The fortress was built by the end of the 13th century by a noble family. It is assumed that the first owner was Paul, Ban (marquis) of Severin, between 1272-1275. Documentary, the fortress is certified in 1278.  After 1315, in the time of King Carol Robert of Anjou, it become a royal citadel, associated with the dignities of count or viscount of Arad. Towards the middle of the 15th century, the fortress was donated successively. The fortress is rebuild by leader Iancu of Hunedoara (1440 – 1446) and later on it is fortified and changed into the style of the Renaissance, becoming temporary residence of the prince of Transylvania (1541).  The citadel belonged then to Ioan Corvin, natural son of the King, then came to Gheorghe Hohenzollern de Brandenburg by his marriage with the widow of Ioan, Beatrix of Frangepan. In peacetime, the number of soldiers was only 12. In the citadel lived Hungarians, Germans and Romanians, all in the service of George of Brandenburg; around the fortress were about 95 settlements. In June 1515, after the conquer of Lipova, the city was besieged by the rebels of Gheorghe Doja. Details of the siege are well known because of the investigation carried out subsequently, after suppressing the peasants' uprising. After defeating the rebels under the walls of Timişoara, the prince of Transylvania, Ioan Zápolya, held the fortifications of the Mureş Valley, and give the citadel into possession to palatine Perenyi. Around the middle of the 16th century, it became the princely residence of the widow of Ioan Zapolya, Izabella. In 1551, the fortress was given to Andrei Báthory, who represented the King Ferdinand of Hapsburg. It was occupied by the Turks in 1552, then released in 1595 by Borbély György, a captain in Ştefan Bathori's army. It was finally gave to the Turks by Prince Gabriel Bethlen, and remained under Turkish occupation by March 26, 1688. The fortress had a military role in the early 18th century, without being involved in any major military event. It was officially abandoned in 1788 and subject to demolition, but the difficult access and the relative remoteness were the reasons for the stopped destruction. In the 19th century the monument was protected by law and the last repair occurred in the early seventh decade of next century. 

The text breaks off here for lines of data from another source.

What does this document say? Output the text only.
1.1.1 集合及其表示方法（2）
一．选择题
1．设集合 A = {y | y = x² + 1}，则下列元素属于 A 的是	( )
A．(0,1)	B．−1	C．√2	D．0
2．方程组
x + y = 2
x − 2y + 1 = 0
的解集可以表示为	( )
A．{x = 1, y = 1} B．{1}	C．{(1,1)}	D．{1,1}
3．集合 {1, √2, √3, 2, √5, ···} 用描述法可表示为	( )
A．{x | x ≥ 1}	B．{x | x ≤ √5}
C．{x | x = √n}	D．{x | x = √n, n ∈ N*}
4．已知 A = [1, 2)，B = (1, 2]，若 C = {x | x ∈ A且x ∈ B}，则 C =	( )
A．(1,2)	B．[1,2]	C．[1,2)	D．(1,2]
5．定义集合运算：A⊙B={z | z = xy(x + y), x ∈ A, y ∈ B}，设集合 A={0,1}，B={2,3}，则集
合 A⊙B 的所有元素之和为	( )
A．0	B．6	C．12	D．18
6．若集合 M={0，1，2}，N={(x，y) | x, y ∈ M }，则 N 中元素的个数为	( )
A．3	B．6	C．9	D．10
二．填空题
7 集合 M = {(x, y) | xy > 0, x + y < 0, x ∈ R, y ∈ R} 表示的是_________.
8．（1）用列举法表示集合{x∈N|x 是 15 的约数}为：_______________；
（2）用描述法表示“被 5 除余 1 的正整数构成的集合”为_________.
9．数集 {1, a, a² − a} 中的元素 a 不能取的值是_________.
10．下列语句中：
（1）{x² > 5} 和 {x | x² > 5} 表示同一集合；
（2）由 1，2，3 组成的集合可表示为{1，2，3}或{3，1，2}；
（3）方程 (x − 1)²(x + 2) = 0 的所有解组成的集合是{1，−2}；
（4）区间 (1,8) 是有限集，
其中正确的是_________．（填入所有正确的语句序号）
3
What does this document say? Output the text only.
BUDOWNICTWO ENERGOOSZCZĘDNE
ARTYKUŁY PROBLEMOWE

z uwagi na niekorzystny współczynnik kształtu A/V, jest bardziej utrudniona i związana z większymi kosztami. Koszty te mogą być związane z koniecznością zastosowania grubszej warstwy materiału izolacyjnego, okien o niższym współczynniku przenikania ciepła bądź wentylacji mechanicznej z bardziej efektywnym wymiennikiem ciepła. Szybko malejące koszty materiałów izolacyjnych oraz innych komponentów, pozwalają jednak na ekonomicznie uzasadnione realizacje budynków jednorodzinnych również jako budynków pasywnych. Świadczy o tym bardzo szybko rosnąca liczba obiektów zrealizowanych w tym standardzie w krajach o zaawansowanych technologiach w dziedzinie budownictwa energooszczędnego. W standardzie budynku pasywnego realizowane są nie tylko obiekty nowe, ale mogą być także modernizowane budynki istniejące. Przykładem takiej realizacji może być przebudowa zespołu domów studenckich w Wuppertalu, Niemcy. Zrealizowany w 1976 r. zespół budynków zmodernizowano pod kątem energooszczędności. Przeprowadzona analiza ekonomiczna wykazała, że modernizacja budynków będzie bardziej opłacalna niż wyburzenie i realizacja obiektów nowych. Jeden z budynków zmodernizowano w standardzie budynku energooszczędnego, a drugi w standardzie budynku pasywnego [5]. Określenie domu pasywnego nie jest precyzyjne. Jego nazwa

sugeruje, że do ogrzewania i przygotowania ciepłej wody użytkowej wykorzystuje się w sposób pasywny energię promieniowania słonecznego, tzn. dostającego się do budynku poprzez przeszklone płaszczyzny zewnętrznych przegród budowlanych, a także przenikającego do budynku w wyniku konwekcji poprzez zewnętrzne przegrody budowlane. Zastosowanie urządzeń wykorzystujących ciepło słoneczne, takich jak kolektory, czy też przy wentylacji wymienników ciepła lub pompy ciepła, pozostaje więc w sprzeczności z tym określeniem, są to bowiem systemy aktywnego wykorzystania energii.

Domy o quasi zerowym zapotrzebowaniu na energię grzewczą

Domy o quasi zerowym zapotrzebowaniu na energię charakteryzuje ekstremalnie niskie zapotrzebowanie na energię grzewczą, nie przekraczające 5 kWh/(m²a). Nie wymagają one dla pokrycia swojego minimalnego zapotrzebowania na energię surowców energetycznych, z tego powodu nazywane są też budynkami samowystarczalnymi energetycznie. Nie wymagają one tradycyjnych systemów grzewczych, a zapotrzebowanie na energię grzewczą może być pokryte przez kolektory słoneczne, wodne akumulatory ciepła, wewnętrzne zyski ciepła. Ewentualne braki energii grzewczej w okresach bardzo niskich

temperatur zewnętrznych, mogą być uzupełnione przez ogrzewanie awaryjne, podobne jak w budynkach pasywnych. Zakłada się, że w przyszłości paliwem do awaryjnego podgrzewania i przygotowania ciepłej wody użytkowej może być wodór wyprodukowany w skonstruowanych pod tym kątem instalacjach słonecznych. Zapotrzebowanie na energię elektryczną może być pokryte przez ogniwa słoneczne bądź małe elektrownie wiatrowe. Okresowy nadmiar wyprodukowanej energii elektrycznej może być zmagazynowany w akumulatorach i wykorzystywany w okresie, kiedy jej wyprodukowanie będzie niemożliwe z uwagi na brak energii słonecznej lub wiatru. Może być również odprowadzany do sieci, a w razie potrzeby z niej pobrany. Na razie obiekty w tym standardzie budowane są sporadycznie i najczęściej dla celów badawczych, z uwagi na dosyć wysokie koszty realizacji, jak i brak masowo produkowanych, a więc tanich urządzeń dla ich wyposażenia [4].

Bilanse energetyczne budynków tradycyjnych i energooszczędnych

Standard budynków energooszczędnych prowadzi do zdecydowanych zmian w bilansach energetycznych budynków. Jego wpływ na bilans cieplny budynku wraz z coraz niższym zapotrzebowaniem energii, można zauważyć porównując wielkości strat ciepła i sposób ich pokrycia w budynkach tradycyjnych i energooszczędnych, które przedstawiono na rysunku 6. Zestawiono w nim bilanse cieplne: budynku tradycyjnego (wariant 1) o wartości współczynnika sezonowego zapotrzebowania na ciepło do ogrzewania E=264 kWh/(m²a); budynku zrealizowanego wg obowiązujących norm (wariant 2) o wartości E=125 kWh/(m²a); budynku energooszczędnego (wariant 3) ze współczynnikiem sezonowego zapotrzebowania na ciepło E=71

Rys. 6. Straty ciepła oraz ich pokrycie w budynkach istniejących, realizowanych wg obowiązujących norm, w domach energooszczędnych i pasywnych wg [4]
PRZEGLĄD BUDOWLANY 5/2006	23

The legend of 3 fortresses

The three castles were built by three sisters. The three maidens met in Șiria. The first said: "If the good Lord help me, my city will be ready tomorrow." The second maiden said too: "And all my fortress will be ready tomorrow". The third yield: "Even if the good Lord help me, my city will be ready tomorrow."
After finishing the construction of the three fortresses, they all have collapsed. The 3 maiden were transformed into three white snakes, each one bearing the golden crown on his head and a golden key of the fortress in his mouth. The story said that each spring, the three whites snakes are waiting for their liberator to take the crowns and keys, after which they will again turn into maidens and the cities will reappear in all their splendor.